Grass Beyond the Mountains, Nothing too Good for a Cowboy and The Rancher Takes a Wife
Rich Hobson and his partner, Panhandle “Pan” Phillips formed the Frontier Cattle Company and established Home Ranch north of Anahim Lake in the Chilcotin region. Later, Rich and his wife Gloria moved to When his partnership with Phillips ended in the 1940s, Hobson ranched south of Vanderhoof at the River Ranch.
Rich Hobson (Richmond P. Hobson, Jr) is likely Vanderhoof’s most famous historical figure on a North American scale, as the author of a trilogy of memoirs, Grass Beyond the Mountains, Nothing Too Good for a Cowboy, and The Rancher Takes a Wife. The books led to a popular CBC TV mini-series “Nothing too Good for a Cowboy”.
This video is about one of Pan Phillips’ last cattle drives.

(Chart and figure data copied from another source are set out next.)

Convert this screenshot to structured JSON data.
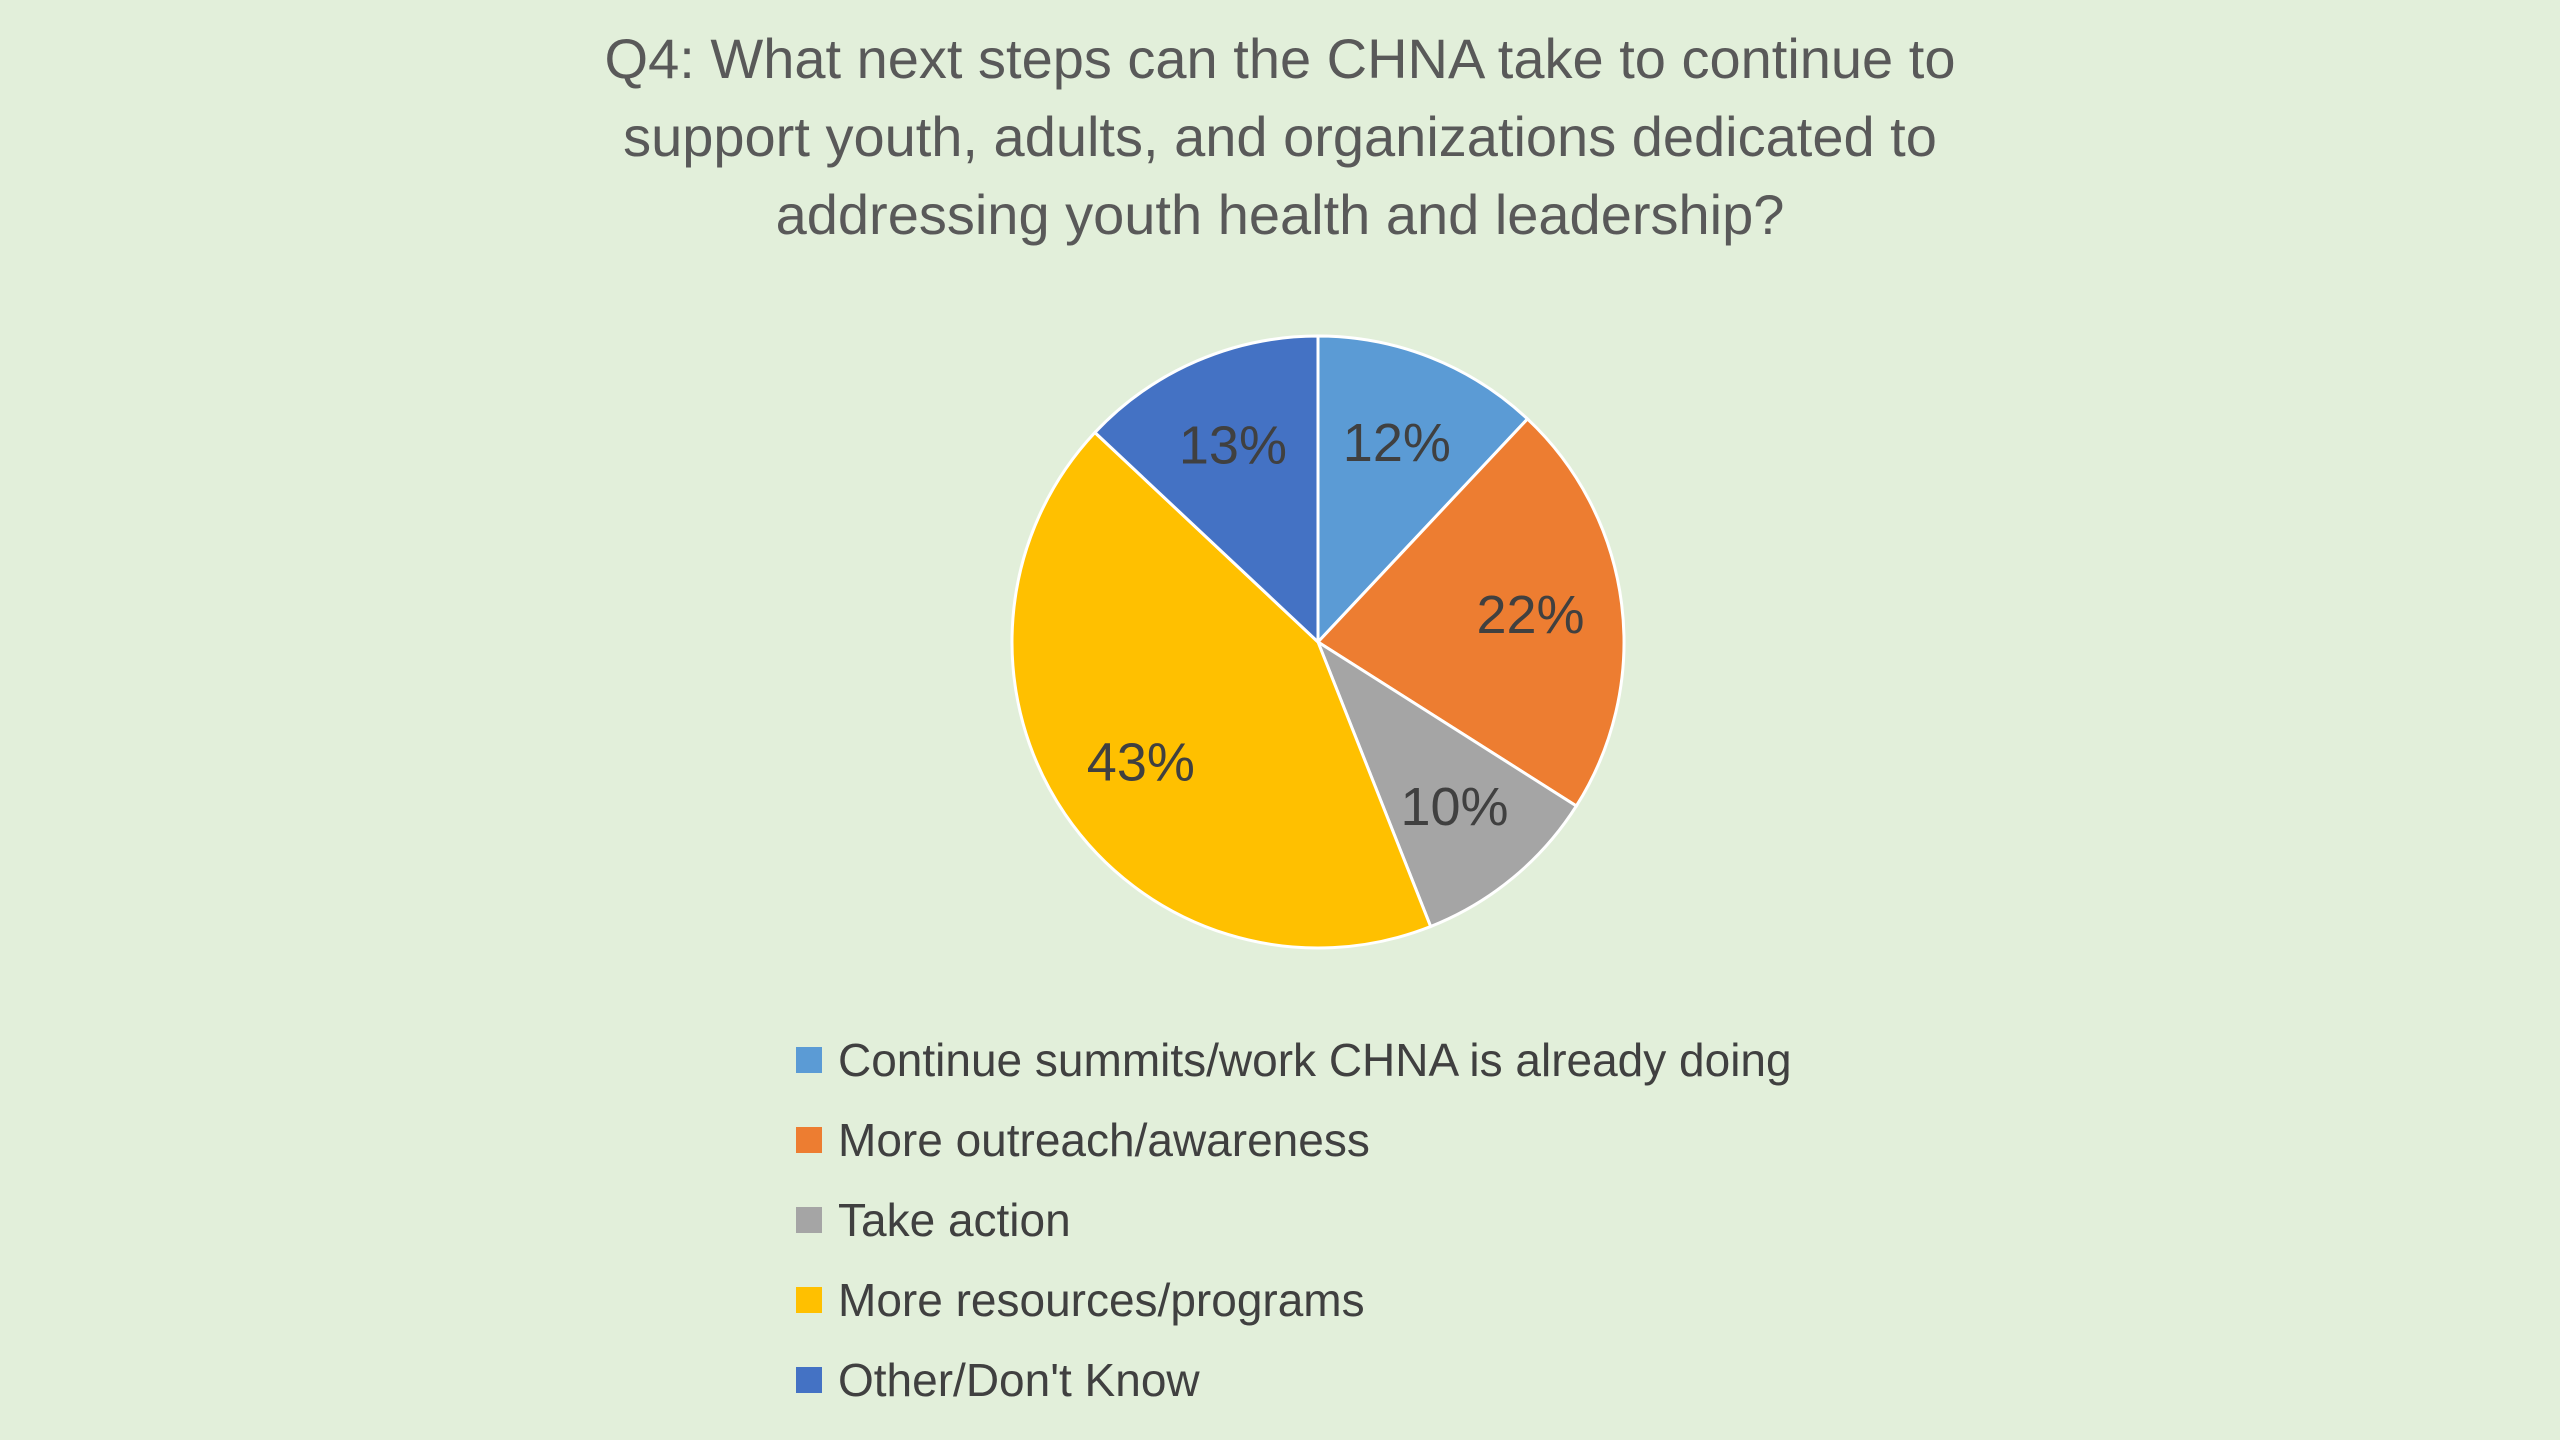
{
  "chart_data": {
    "type": "pie",
    "title": "Q4: What next steps can the CHNA take to continue to\nsupport youth, adults, and organizations dedicated to\naddressing youth health and leadership?",
    "categories": [
      "Continue summits/work CHNA is already doing",
      "More outreach/awareness",
      "Take action",
      "More resources/programs",
      "Other/Don't Know"
    ],
    "values": [
      12,
      22,
      10,
      43,
      13
    ],
    "data_labels": [
      "12%",
      "22%",
      "10%",
      "43%",
      "13%"
    ],
    "unit": "%",
    "colors": [
      "#5b9bd5",
      "#ed7d31",
      "#a5a5a5",
      "#ffc000",
      "#4472c4"
    ],
    "legend_position": "bottom"
  }
}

Beyond the Chilcotin and Beyond the Home Ranch
Diana Phillips, a current Vanderhoof resident is Pan Phillips’ daughter and an author, having written, Beyond the Chilcotin – On the Home Ranch with Pan Phillips and its sequel, Beyond the Home Ranch.
Diana’s author biography reads,
“Diana Phillips grew up on an isolated ranch with her famous father, Pan Phillips. Her love of the country and cattle kept her in the same area till 2004, when she sold her ranch and moved to Vanderhoof. She has three sons and ten grandchildren all living in the area and still works in the cattle industry.”

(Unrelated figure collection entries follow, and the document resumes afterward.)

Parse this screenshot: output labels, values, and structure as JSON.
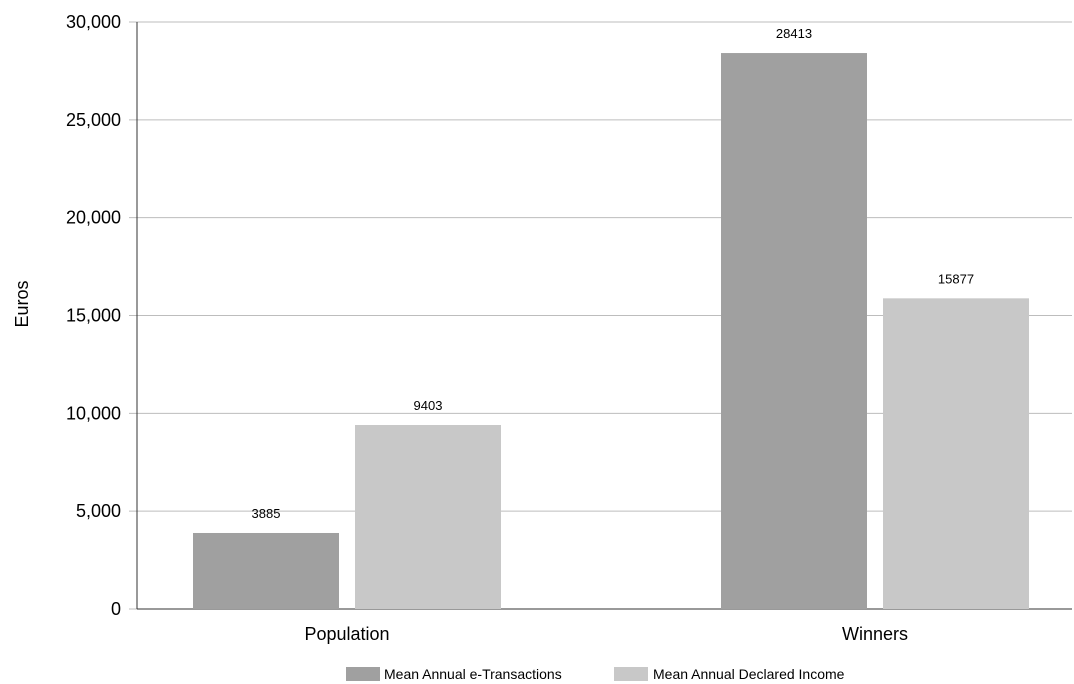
{
  "chart_data": {
    "type": "bar",
    "title": "",
    "xlabel": "",
    "ylabel": "Euros",
    "categories": [
      "Population",
      "Winners"
    ],
    "series": [
      {
        "name": "Mean Annual e-Transactions",
        "values": [
          3885,
          28413
        ],
        "color": "#a0a0a0"
      },
      {
        "name": "Mean Annual Declared Income",
        "values": [
          9403,
          15877
        ],
        "color": "#c8c8c8"
      }
    ],
    "ylim": [
      0,
      30000
    ],
    "yticks": [
      0,
      5000,
      10000,
      15000,
      20000,
      25000,
      30000
    ],
    "ytick_labels": [
      "0",
      "5,000",
      "10,000",
      "15,000",
      "20,000",
      "25,000",
      "30,000"
    ],
    "data_labels": [
      [
        "3885",
        "28413"
      ],
      [
        "9403",
        "15877"
      ]
    ],
    "grid": true,
    "legend_position": "bottom"
  }
}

Home to the Nechako – The River and the Land and Nechako Country – In the Footsteps of Bert Irvine
“The people of the Nechako region are not unfamiliar with hardship, environmental devastation and protecting what they hold dear. June Wood chronicles the history of the Nechako River and its region, covering the construction of the Kenney Dam, which changed forever the flow of the river and its tributaries….She also delves into the aftermath of the devastating mountain pine beetle epidemic that severely harmed the economy of the region….while weaving in her personal narrative of the land that holds her heart.”

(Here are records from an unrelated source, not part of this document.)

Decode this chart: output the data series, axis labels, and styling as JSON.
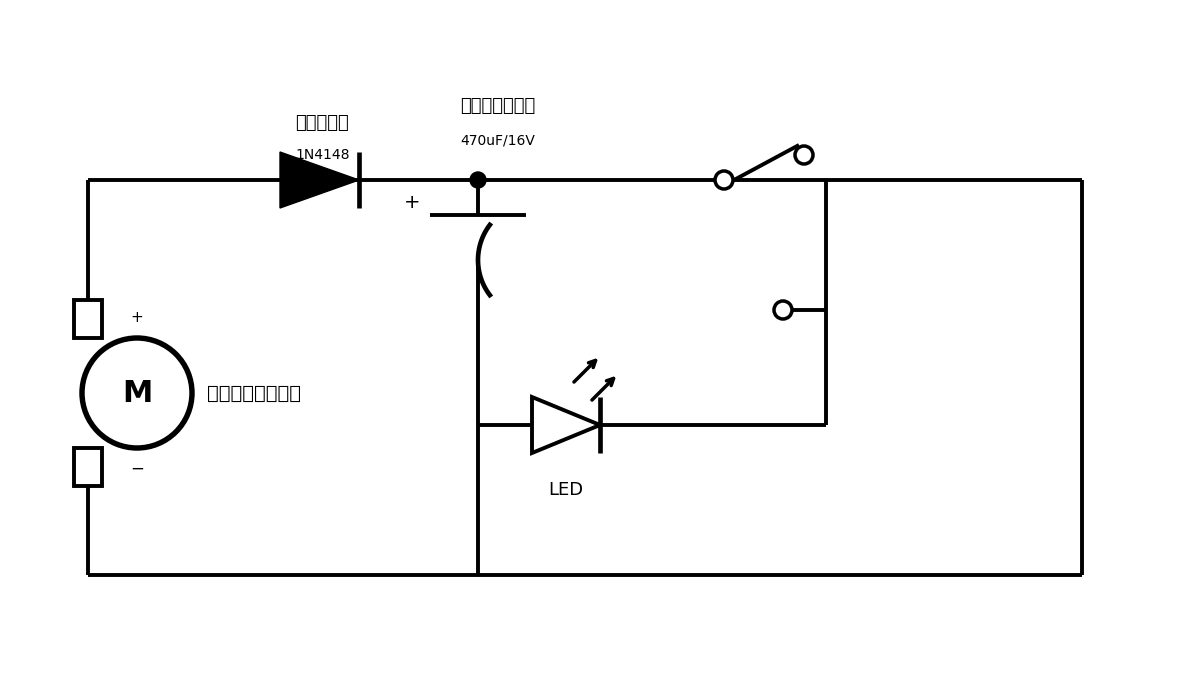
{
  "bg_color": "#ffffff",
  "line_color": "#000000",
  "lw": 2.8,
  "labels": {
    "diode_name": "ダイオード",
    "diode_spec": "1N4148",
    "cap_name": "電解コンデンサ",
    "cap_spec": "470uF/16V",
    "motor_M": "M",
    "motor_name": "水力発電モーター",
    "led": "LED",
    "plus": "+",
    "minus": "−"
  }
}
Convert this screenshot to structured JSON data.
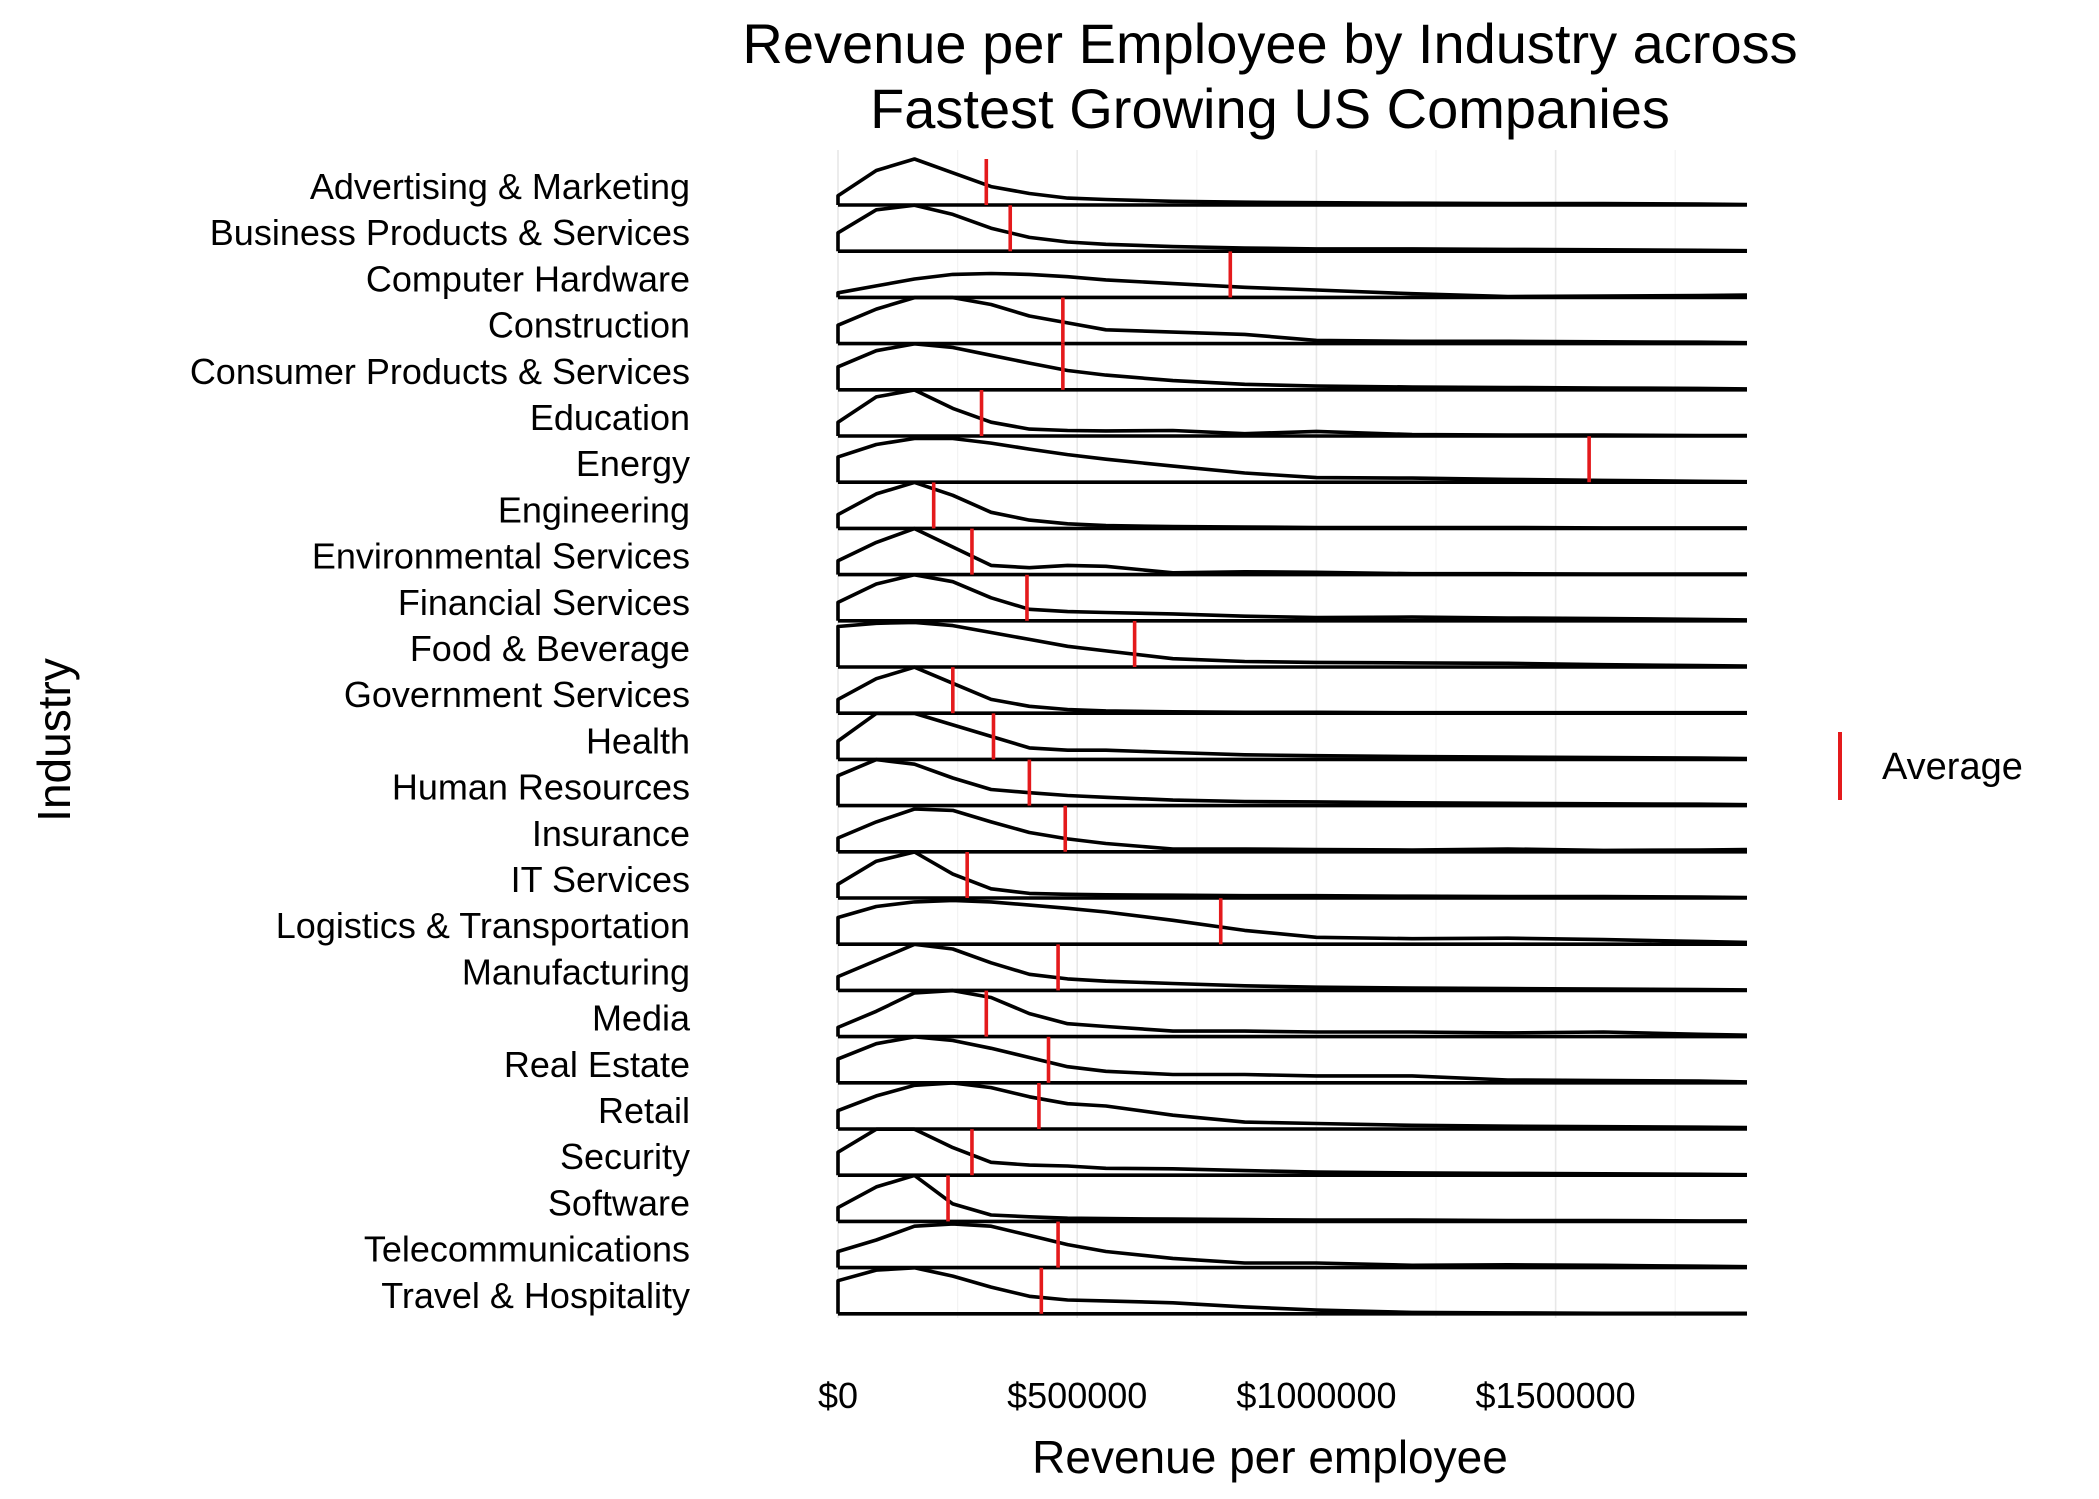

June Wood also authored Nechako Country – In the Footsteps of Bert Irvine: “Spanning 1934 to 2005, a period of unprecedented and fast-paced change, the story focuses largely on the ’50s and ’60s. As the wilderness way of life continues to be replaced by a new world of high technology, and the wilderness itself is pushed back and badly bruised, Nechako Country provides a window into the past and a lifestyle that has all but vanished. In part the story of one man’s journey through life as a trapper, guide-outfitter and jack-of-all trades, it is also a history of the upper Nechako valley, its people and the tortured Nechako River, the lifeblood of this beautiful area.”
Tatuk Lake Adventures
Norm Grove still lives in Vanderhoof and his memoir about life on Tatuk Lake and the challenges of developing and operating an 800- square kilometre trapline and living in the wilderness includes grizzly bear confrontations and stories of survival that can only take place in the most remote areas.
For more local and regional reads, be sure to check out the Mary John Collection of “over 800 books on First Nation’s related topics, including Native art, crafts, culture, medicinal plants, healing, spirituality, biographies, early journals, women’s and social issues, hunting, trapping, food and wild game recipes and living off the land, as well as books for children and young readers.” (source Vanderhoof Public Library).
Local books are available at the Vanderhoof Public Library, the Four Rivers Co-op grocery store, the Vanderhoof Museum, the Vanderhoof Department Store, Amazon.ca and Abebooks.com.